Yasmeen Hassan, global director of Equality Now
Equality Now is one of the groups behind the Chime for Change concert in London, a Gucci-led campaign for empowerment of women and girls.
“The conversation in this country and the resurgence of feminism is wonderful,” she says. “It’s so encouraging to see these conversations happening, especially as in America it is still a forbidden, bad word. Too many young women there will say ‘oh, I’m not a feminist’’ when in fact if you talk to them and unpick that, of course they are. The idea of liberation in America is more sexual and here it is much more intellectual, but the Internet is opening up channels between women in different countries, and women who might be isolated in their communities, to understand each others’ lives and support each other, which is the heart of feminism to me. We need equality to make our societies better for both men and women.”
Nimco Ali, 29, feminist blogger and co-founder of the Daughters of Eve, a support and campaign group for victims of female genital mutilation (FGM)
About 30,000 girls in the UK are at risk of having the abusive and illegal practice of female genital mutilation carried out here or abroad. Ali was a victim of FGM aged seven, when her mother took her to Somalia.
“As a form of violence against women, FGM takes place because of structural inequalities in society — particularly gender inequality,” she says. “We need to empower and protect those at risk to make sure that it is eliminated. Any approach to end FGM which does not address these inequalities will only leave a vacuum for another form of violence against women — or for those who carry out FGM to say that it does not exist.”
“Progress is definitely being made. In Bristol [southwest England], we have hundreds of young people who are not only standing up and speaking out about FGM, but questioning the role of women within their communities. They are being empowered with language that has not just changed their lives, but also those of their mothers. As one woman said: ‘If it is OK to cut a girl because she is a girl, then what you will do to her as a woman will be worse.’ This change has not come easily for those of us that have stood up against FGM. We face death threats on a regular basis, we have been attacked on the street and lost people we once believed to be friends,” she says.
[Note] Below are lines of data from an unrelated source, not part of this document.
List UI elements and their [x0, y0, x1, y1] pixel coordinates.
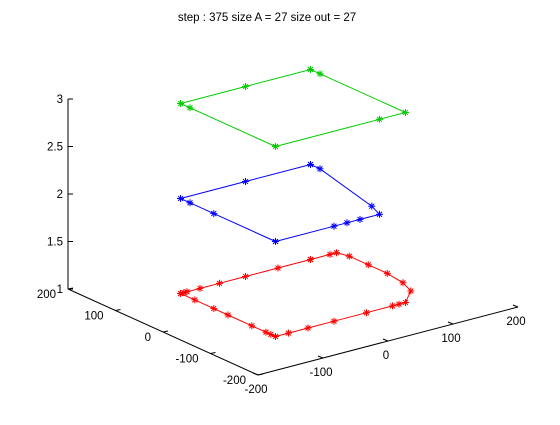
data-point: [307, 161, 314, 168]
y-tick-label: 200: [37, 289, 56, 301]
x-tick: [317, 355, 324, 359]
y-tick: [115, 309, 121, 311]
data-point: [248, 322, 256, 330]
data-point: [242, 83, 249, 90]
z-tick-label: 2.5: [47, 142, 63, 154]
data-point: [307, 256, 314, 263]
data-point: [242, 178, 249, 185]
z-tick-label: 1.5: [47, 237, 63, 249]
data-point: [180, 289, 188, 297]
data-point: [343, 219, 351, 227]
data-point: [399, 279, 407, 287]
data-point: [186, 104, 194, 112]
data-point: [330, 222, 338, 230]
series-1: [177, 161, 383, 245]
x-tick-label: -200: [244, 384, 267, 396]
y-tick: [257, 373, 264, 376]
data-point: [224, 311, 232, 319]
data-point: [407, 287, 415, 295]
x-tick-label: -100: [309, 367, 332, 379]
data-point: [402, 299, 409, 306]
x-tick: [447, 321, 454, 325]
x-tick-label: 0: [383, 350, 389, 362]
y-tick-label: 0: [145, 332, 151, 344]
data-point: [316, 70, 324, 78]
x-tick-label: 100: [441, 333, 460, 345]
series-line: [179, 163, 381, 242]
data-point: [216, 279, 223, 287]
data-point: [274, 264, 282, 272]
y-tick: [162, 330, 169, 333]
data-point: [177, 100, 184, 107]
series-2: [177, 66, 409, 150]
data-point: [191, 296, 199, 304]
series-line: [179, 68, 407, 147]
data-point: [356, 215, 364, 223]
data-point: [186, 199, 194, 207]
data-point: [177, 195, 184, 202]
data-point: [363, 309, 370, 317]
data-point: [272, 143, 279, 150]
data-point: [383, 269, 391, 277]
data-point: [272, 238, 279, 245]
series-line: [179, 252, 412, 337]
series-0: [177, 249, 415, 340]
x-tick: [512, 304, 519, 308]
data-point: [196, 284, 204, 292]
data-point: [272, 333, 279, 340]
x-tick: [382, 338, 389, 342]
y-tick-label: -100: [175, 354, 198, 366]
data-point: [368, 202, 376, 210]
y-tick: [210, 352, 216, 354]
z-tick-label: 1: [57, 284, 63, 296]
y-tick-label: 100: [84, 311, 103, 323]
x-tick-label: 200: [506, 316, 525, 328]
z-tick-label: 2: [57, 189, 63, 201]
data-point: [177, 290, 184, 297]
data-point: [285, 329, 292, 337]
data-point: [389, 302, 396, 310]
data-point: [307, 66, 314, 73]
data-point: [316, 165, 324, 173]
data-point: [364, 261, 372, 269]
data-point: [345, 252, 353, 260]
data-point: [210, 210, 218, 218]
z-tick-label: 3: [57, 94, 63, 106]
series-group: [177, 66, 415, 340]
data-point: [242, 273, 249, 280]
chart-title: step : 375 size A = 27 size out = 27: [178, 12, 356, 24]
y-tick-label: -200: [223, 375, 246, 387]
data-point: [395, 300, 403, 308]
data-point: [330, 317, 338, 325]
x-tick: [252, 372, 259, 376]
data-point: [376, 115, 383, 123]
data-point: [402, 109, 409, 116]
data-point: [376, 210, 383, 218]
data-point: [210, 305, 218, 313]
data-point: [326, 250, 334, 258]
data-point: [333, 249, 340, 257]
data-point: [304, 324, 312, 332]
Lili Evans, 15, one of the young women behind the Twitter Youth Feminist Army, a growing band of bloggers and young activists
“I guess I became a feminist when I actually looked at the world and saw how unfair it was,” she says. “Women. People of color. LGBT people, who have much harder lives for no good reason. I set up the Twitter Young Feminist Army with two other girls who are sadly no longer on Twitter because of the misogynist abuse directed at them.”
“But mostly there’s a great community online. Quite a lot of young girls are isolated, maybe their friends aren’t interested in feminism and they are a bit scared of joining groups of older women, so we help them connect. At our age you get told not to wear short skirts to school and then you get shouted at by men in cars on the way home anyway, and realizing that it’s wrong and that there are other people out there who share your views is great. The thing I’d really like to see happen is equal pay, and access to better sex education and contraception advice for younger people,” she says.